Being former Vermonters, we are inclined to believe in perennial traditions such as late winter harvesting of maple sap, April snowfall, and the fall county fair. Where in more urbane settings the county fair might be considered a hokey and archaic gathering of yokels and hooligans, Vermonters know that the county fair is one of those places where you can count on meeting your friends and seeing their children proudly displaying the heifers they raised from calves. Rather than being an opportunity to eat fried Twinkies and shop for hot tubs, the Vermont county fair is an occasion for adults to exchange sociable greetings between the display of New Holland tractors and the 4-H tent.
For kids, the attractions are more basic. Sugary sweets (cotton candy, funnel cakes, flavored ice) and rides that spin your head off are the reason to go. We adults pretend to tolerate this because we want our children to grow up to appreciate the finer aspects of the county fair later, but in reality we still wish to recapture the simple thrill of the midway and its colored lights, barkers, and rigged games as remember them from our own childhoods. By holding the hand of an excited child tugging our way to the Tilt-A-Whirl, we can at least touch the memory briefly.
So once in a while, we take Emma to the county fair. Here in Arizona, the season is upside down in an attempt to beat the heat, with the Pima County Fair happening in April rather than the traditional northern schedule of August or early September. This disconcerts us a bit, because we associate the fair with the coming of pick-your-own apple season, and the quickening of chill in the evenings. The ground should be damp from the last of the summer thunderstorms, and hearts should be bittersweet with the knowledge that the preponderance of summer is gone but a last thrill awaits.
Dusty air and a sense of intense sun are the hallmarks of an Arizona county fair; after all, the heat of summer is just around the corner. In a month we will hit 100 degrees for the first time and, as they say locally, the ice will melt in the Santa Cruz River. (That is definitely a tongue-in-cheek statement, since the Santa Cruz bears no surface water for much of its length and ice is only found in drinks around here.) So here the County Fair represents the impending turn of seasons, as snowbirds flee and Arizonans call for their annual air conditioning checkups.
County fairs come in all sizes and persuasions, from the tiny Stalwart County Fair (Michigan) that features agricultural exhibits and not much else, to the extra-large events in major urban areas that are primarily a mix of rock concert venue and carnival. A nearly-universal attraction of modern fairs, however, are the rides: slides, coasters/flumes, spinners, and drops are the basic tools of the amusement park ride developer, and once in a while you can mix up a few elements to come up with something like the “Disk-O” (above). There is little that can be called new, but then love is nothing new and yet people still practice it.

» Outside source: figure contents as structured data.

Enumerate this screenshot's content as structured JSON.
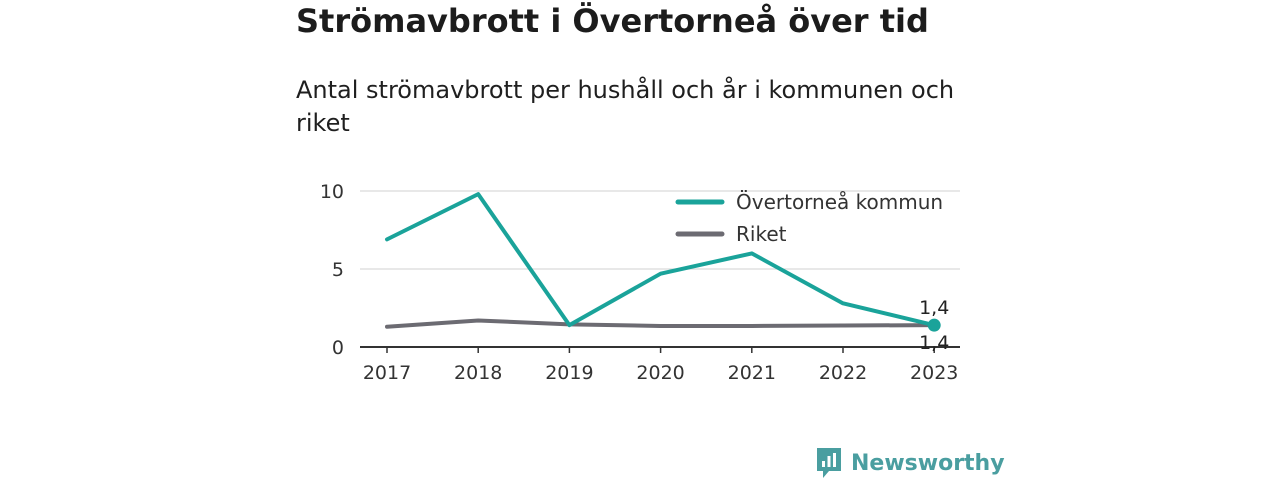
{
  "chart_data": {
    "type": "line",
    "title": "Strömavbrott i Övertorneå över tid",
    "subtitle": "Antal strömavbrott per hushåll och år i kommunen och riket",
    "categories": [
      "2017",
      "2018",
      "2019",
      "2020",
      "2021",
      "2022",
      "2023"
    ],
    "series": [
      {
        "name": "Övertorneå kommun",
        "color": "#1aa39a",
        "values": [
          6.9,
          9.8,
          1.4,
          4.7,
          6.0,
          2.8,
          1.4
        ]
      },
      {
        "name": "Riket",
        "color": "#6c6b72",
        "values": [
          1.3,
          1.7,
          1.45,
          1.35,
          1.35,
          1.38,
          1.4
        ]
      }
    ],
    "ylim": [
      0,
      10
    ],
    "yticks": [
      {
        "value": 0,
        "label": "0"
      },
      {
        "value": 5,
        "label": "5"
      },
      {
        "value": 10,
        "label": "10"
      }
    ],
    "end_labels": [
      "1,4",
      "1,4"
    ],
    "grid": true,
    "legend_position": "top-right"
  },
  "brand": {
    "name": "Newsworthy",
    "color": "#4a9ea0"
  }
}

In the section of the park that is oriented to big kids and childish adults, the rides are almost always the same as I remember from my childhood but with louder music and stranger airbrushed graphics. The spinning “Himalayan” that Emma loves is called the “Rave” here, and it features a giant King Neptune as disk jockey wearing sunglasses and an audio headset. On a nearby ride I see airbrush art of clowns bearing machine guns. Nothing makes sense but it all somehow fits in an absurd, Alice-In-Wonderland sort of way.

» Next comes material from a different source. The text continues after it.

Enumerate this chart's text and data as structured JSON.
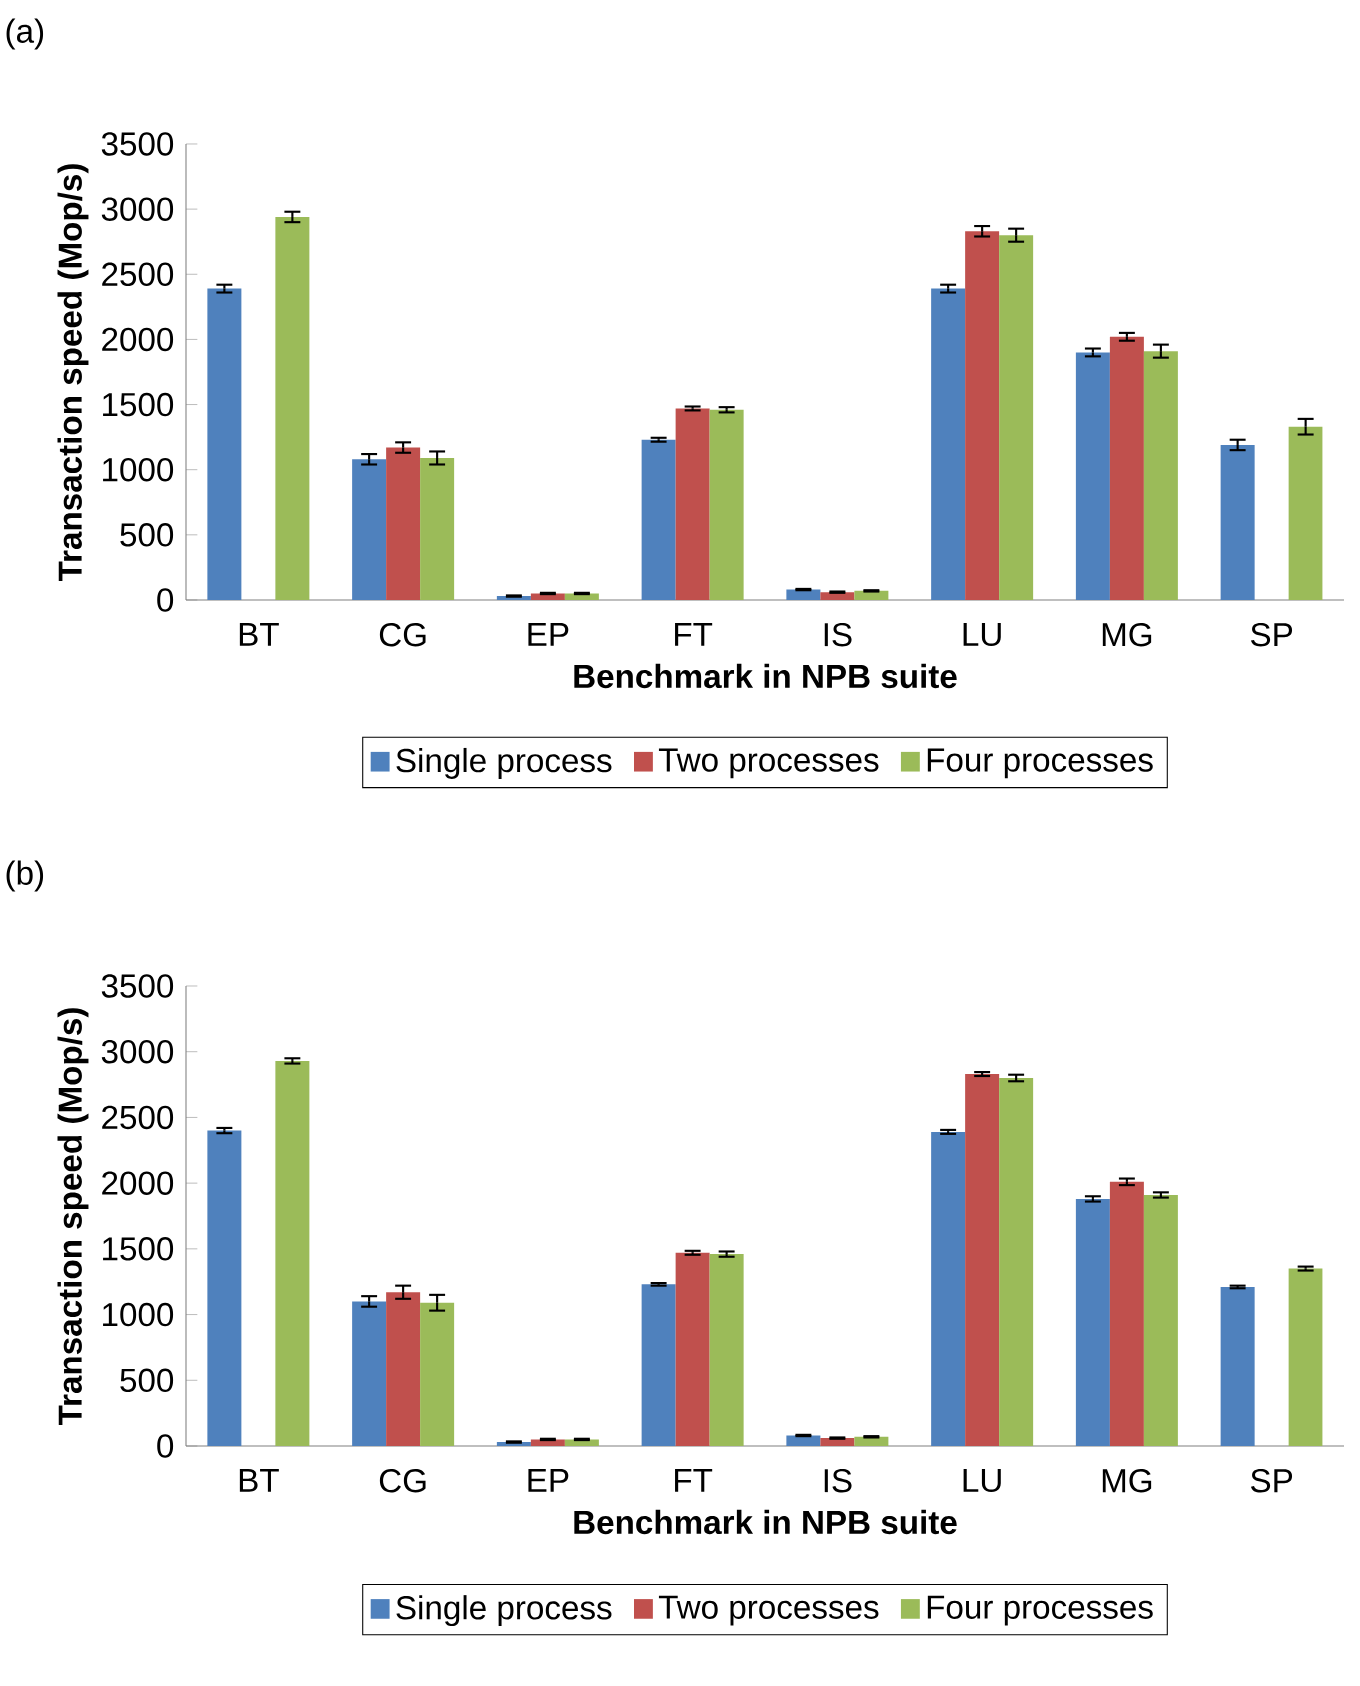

The aluminum handrails of the “Moscow Circus” are sticky with thousands of hands that have recently been handling greasy corn dogs, gooey nachos slathered in cheese, pizza slices, turkey legs, funnel cakes, and deep-fried Snickers bars. I think about handwashing or applying Purell, Emma thinks, “Let’s go again!” — and the adult part of me fades away, the child wins out, and we go again, and then find another ride until the sun has long been behind us and the lights of the fair have come on to create a new world that bears exploring yet again. You can’t compete with that sort of magic, and pretending it isn’t there is a very “adult” thing to do, which in kid-speak means stupid. Just let it wash over you, because escapism is something most of us don’t practice often enough.

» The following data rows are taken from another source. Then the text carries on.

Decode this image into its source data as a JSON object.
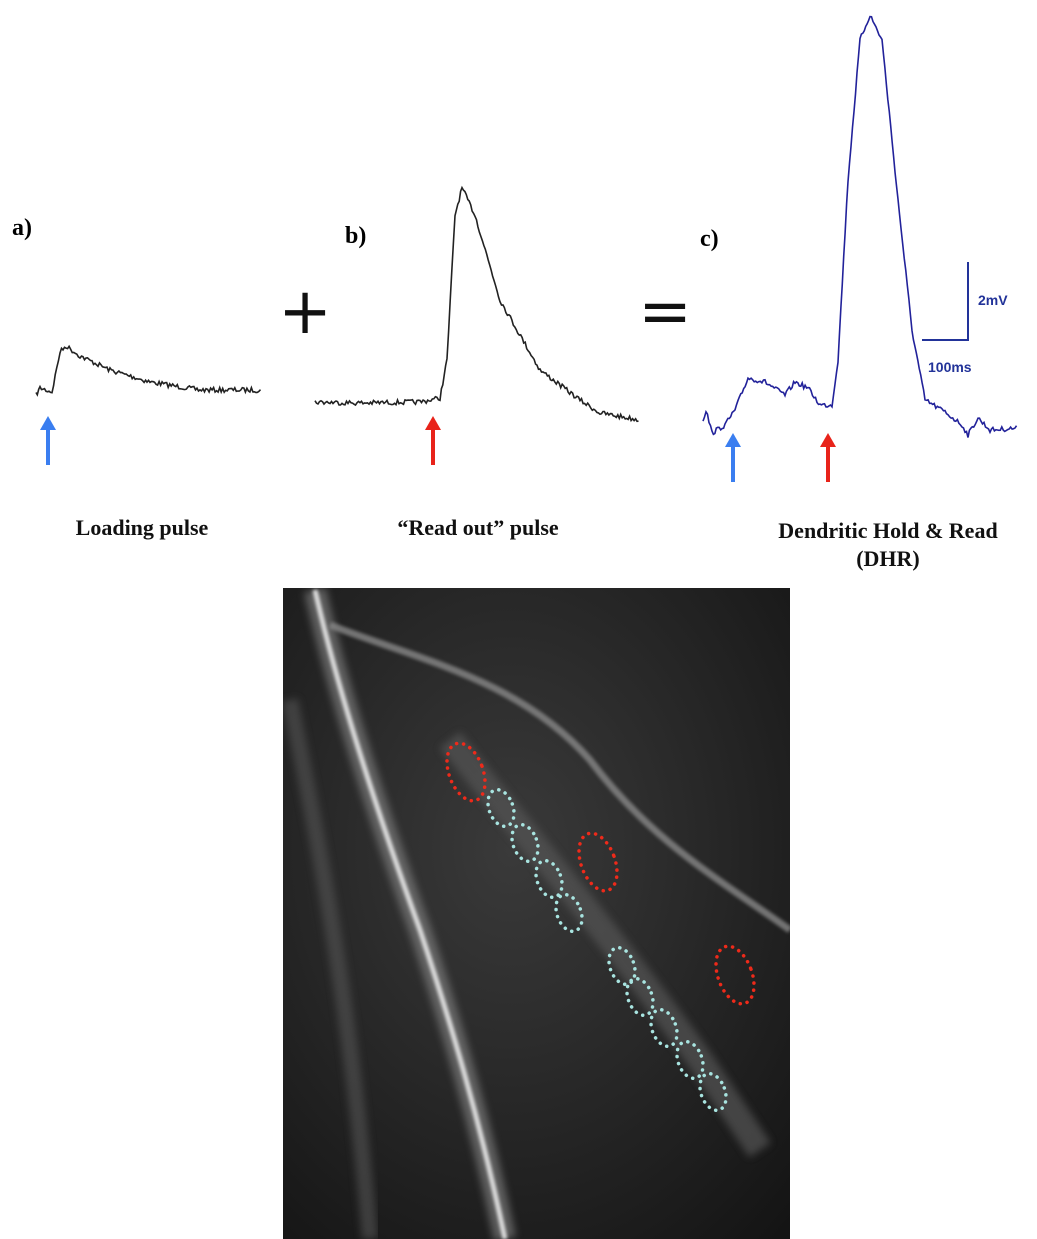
{
  "panels": [
    {
      "label": "a)",
      "caption": "Loading pulse"
    },
    {
      "label": "b)",
      "caption": "“Read out” pulse"
    },
    {
      "label": "c)",
      "caption": "Dendritic Hold & Read",
      "caption_line2": "(DHR)"
    }
  ],
  "operators": [
    "+",
    "="
  ],
  "scale_bar": {
    "voltage": "2mV",
    "time": "100ms"
  }
}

I think the best aspect of the county fair is its transience. It happens only a few days each year, and then it slinks away on trucks to find a home elsewhere. You have to participate when it is ready, like eating a chocolate chip cookie hot out of the oven. Wait a little while and the little chips aren’t melted anymore. Wait a few days, and they’re gone. This small window of opportunity forces you to rise up out whatever doldrum you may be feeling and taste the experience at its very peak, which is a good lesson for all of us. Life doesn’t wait, any more than the county fair does.